Step One is to determine the missing information that each question has the ability to generate. Then write sub-questions to obtain this information.
I’m providing a few thought starters, but every situation requires a tailored list of sub questions.
1. Who?
- Who is responsible?
- Who will help?
- Who will provide funding?
- Who will try to block us?
- Who will buy the output?
2. What?
- What’s the product or service, including ourselves, if we’re looking for a job?
- What is the funding we have to work with?
- What are the obstacles to overcome?
- What is a better option?
- What should we do next?
3. When?
- When do we get started?
- When do we get funding?
- When do we ship?
- When is this due?
- When is the next checkpoint we have to make?
4. Where?
- Where do we meet?
- Where do we find funding? (Note how funding is a recurring sub-question.)
- Where do we distribute?
- Where can we find the necessary resources?

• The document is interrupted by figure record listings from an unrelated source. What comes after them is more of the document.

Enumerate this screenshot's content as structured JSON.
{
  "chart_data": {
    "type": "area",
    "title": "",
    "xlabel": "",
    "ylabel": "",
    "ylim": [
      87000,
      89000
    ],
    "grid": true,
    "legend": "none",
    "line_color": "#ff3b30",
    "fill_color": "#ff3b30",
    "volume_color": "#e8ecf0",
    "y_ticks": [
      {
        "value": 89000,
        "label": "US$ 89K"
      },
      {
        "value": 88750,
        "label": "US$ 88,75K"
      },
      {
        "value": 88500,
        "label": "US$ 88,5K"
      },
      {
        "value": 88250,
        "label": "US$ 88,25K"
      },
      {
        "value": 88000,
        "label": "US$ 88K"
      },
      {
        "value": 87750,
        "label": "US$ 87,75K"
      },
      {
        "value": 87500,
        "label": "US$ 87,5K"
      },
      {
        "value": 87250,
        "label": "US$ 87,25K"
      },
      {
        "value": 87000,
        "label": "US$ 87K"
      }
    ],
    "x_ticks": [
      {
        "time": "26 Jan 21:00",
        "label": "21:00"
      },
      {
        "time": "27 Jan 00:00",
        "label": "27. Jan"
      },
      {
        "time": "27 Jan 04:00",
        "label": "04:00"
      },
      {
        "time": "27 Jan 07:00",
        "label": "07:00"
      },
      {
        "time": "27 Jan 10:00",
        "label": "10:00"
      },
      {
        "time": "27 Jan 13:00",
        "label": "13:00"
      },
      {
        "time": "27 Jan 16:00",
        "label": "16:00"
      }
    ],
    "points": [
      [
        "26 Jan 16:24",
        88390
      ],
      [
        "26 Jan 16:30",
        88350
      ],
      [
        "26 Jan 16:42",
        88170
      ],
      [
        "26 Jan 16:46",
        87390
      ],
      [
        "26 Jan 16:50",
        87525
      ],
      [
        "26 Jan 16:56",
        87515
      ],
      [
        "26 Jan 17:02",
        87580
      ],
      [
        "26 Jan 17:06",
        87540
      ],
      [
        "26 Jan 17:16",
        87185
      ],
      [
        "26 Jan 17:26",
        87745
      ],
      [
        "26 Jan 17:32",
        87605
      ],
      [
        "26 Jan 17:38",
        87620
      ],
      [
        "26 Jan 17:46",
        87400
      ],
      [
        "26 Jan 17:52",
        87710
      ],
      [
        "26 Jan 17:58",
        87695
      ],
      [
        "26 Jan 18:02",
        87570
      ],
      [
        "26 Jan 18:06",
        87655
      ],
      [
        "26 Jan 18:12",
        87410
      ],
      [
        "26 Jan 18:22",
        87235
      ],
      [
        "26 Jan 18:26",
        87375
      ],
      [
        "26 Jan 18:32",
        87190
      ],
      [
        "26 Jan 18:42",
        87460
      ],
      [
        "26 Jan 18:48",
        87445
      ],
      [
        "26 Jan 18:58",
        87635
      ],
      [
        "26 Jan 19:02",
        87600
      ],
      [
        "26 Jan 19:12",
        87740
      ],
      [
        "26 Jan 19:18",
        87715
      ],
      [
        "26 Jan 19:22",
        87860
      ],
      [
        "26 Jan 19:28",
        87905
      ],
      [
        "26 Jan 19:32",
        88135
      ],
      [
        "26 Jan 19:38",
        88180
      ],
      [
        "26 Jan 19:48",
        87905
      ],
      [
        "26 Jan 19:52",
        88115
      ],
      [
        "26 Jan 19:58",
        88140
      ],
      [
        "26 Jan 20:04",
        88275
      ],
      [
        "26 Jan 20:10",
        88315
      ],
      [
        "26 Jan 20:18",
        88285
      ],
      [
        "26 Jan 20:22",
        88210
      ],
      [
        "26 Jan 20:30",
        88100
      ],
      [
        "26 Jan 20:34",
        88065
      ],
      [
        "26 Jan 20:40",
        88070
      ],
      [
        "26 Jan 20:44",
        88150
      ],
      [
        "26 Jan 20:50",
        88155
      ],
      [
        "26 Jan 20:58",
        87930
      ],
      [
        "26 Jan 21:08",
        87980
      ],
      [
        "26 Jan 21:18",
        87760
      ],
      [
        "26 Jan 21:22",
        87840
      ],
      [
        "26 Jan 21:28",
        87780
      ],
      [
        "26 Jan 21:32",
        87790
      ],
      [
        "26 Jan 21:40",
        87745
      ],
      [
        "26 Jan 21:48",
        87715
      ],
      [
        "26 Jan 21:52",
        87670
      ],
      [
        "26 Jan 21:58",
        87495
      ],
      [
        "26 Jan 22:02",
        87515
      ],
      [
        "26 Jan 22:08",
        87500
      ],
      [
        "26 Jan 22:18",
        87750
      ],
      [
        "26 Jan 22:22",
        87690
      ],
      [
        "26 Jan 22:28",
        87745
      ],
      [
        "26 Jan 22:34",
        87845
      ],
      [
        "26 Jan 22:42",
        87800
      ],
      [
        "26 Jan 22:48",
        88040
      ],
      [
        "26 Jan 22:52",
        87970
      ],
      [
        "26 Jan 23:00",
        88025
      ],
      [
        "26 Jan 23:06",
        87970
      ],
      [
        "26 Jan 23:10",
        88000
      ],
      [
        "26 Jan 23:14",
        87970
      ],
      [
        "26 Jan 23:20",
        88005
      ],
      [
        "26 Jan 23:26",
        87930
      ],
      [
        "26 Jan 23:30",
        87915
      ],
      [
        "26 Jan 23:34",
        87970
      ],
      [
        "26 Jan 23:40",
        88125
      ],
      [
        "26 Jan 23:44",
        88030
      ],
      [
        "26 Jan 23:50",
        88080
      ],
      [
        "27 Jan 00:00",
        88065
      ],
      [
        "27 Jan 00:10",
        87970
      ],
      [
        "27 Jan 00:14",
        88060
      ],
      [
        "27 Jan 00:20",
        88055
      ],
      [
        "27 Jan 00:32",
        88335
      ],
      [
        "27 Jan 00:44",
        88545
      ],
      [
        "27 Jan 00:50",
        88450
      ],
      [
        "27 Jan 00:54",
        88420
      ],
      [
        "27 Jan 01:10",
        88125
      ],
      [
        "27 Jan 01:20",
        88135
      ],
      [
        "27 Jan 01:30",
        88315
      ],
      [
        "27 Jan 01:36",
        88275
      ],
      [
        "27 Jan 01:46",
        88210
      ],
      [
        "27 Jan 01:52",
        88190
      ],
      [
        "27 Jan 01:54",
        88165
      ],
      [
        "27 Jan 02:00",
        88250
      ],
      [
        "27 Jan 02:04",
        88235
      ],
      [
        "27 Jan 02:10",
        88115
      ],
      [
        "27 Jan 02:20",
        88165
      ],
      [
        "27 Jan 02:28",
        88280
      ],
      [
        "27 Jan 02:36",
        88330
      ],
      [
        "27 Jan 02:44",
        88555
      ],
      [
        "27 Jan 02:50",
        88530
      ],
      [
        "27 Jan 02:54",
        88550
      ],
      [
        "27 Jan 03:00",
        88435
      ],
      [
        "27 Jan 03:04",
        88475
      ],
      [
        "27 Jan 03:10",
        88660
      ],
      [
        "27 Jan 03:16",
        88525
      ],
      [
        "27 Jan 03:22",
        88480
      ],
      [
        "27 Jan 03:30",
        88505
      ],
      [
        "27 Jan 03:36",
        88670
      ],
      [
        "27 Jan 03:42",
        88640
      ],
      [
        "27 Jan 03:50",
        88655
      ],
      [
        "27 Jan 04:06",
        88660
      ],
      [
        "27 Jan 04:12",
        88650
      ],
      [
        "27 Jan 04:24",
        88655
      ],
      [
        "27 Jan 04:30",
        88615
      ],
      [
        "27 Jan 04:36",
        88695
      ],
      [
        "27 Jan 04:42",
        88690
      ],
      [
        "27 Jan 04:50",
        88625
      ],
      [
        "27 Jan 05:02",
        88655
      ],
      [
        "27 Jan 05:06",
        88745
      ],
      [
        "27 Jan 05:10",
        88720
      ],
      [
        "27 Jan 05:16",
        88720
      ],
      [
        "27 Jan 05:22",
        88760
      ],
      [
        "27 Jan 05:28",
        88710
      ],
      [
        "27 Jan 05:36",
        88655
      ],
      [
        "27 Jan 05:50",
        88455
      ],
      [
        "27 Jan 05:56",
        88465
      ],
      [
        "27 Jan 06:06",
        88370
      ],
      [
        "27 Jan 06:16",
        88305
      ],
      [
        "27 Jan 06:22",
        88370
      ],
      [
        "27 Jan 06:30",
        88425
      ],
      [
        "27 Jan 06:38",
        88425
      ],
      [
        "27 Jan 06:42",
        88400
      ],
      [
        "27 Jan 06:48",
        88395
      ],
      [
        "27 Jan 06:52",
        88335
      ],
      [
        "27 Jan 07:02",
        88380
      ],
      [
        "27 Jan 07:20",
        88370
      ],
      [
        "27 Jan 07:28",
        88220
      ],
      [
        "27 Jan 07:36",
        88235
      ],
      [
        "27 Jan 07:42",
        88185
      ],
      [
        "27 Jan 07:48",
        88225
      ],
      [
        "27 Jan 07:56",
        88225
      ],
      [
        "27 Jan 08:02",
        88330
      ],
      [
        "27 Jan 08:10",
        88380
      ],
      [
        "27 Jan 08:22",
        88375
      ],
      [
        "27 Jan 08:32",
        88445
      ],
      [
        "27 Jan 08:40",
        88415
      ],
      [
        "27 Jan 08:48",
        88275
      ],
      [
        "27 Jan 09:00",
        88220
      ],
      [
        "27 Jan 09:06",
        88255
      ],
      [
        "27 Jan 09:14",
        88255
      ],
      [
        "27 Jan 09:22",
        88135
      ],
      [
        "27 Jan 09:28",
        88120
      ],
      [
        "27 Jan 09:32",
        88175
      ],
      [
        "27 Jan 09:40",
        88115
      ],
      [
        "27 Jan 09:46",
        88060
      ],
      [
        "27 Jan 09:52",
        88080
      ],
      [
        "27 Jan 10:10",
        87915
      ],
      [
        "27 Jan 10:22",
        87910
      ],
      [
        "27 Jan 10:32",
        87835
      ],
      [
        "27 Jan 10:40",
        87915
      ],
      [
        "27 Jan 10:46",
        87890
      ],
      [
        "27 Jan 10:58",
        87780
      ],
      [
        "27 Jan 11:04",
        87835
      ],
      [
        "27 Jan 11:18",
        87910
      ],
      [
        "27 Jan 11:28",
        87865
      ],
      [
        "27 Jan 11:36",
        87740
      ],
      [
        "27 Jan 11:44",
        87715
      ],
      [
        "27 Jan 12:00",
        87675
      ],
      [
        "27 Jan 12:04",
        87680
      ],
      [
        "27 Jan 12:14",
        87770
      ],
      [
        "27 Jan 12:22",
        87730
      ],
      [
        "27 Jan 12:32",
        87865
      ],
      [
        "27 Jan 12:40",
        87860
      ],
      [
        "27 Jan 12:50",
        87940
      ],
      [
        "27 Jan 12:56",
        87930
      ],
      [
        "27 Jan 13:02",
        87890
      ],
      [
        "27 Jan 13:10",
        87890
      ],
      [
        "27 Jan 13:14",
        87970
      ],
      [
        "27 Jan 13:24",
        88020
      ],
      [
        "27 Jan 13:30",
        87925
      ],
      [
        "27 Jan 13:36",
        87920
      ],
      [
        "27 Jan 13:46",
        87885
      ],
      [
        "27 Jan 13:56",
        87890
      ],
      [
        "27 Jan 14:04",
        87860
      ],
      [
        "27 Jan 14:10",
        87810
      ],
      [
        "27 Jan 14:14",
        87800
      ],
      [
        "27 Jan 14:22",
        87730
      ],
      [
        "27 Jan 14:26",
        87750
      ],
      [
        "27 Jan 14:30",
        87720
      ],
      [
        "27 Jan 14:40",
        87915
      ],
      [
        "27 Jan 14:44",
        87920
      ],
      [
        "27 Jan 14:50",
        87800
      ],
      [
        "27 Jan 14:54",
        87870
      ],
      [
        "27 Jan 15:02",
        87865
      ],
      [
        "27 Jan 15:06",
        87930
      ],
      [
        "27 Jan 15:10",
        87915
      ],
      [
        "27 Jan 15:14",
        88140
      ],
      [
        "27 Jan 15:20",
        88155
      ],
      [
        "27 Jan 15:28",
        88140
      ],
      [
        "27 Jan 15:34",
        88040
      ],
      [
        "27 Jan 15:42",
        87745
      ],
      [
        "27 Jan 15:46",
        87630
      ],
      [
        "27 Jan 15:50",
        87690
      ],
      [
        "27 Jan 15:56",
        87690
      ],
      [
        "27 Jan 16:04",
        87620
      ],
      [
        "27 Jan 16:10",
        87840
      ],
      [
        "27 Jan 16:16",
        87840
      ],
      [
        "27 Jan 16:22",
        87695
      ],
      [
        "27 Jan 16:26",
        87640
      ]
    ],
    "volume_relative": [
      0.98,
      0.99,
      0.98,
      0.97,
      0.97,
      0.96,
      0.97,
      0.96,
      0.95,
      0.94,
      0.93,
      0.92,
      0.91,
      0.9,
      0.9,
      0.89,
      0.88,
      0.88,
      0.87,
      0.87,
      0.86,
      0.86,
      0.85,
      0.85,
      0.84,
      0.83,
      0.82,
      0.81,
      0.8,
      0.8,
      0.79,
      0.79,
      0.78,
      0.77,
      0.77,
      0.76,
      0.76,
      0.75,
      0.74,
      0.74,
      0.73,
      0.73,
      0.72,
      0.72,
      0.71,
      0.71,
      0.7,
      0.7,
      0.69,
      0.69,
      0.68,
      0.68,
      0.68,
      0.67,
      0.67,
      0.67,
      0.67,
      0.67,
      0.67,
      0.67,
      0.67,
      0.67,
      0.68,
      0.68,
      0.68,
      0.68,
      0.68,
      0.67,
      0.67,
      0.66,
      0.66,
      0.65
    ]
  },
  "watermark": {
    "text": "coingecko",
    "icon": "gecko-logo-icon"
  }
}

- Where’s the critical roadblock?
5. Why?
- Why are we doing this?
- Why are we proceeding this way?
- Why aren’t we getting buy in?
- Why are we behind schedule?
- Why is the boss so upset?
For every issue and opportunity, you should start with these five key questions and develop your own relevant subset of more exacting questions to find the golden nuggets and potential bombs.
Some people think “How Much” is a sixth key question. Personally, I believe it’s a sub-question AND a result of those I’m recommending. Regardless, how much you have to invest and how much you need to earn obviously are critical outputs of my approach.
Step Two is to answer your questions.
The more value you see in this approach, the more:
- Effort you’ll put into getting actionable answers, and
- Time you’ll spend working to understand how the answers must be combined into decisions and action plans.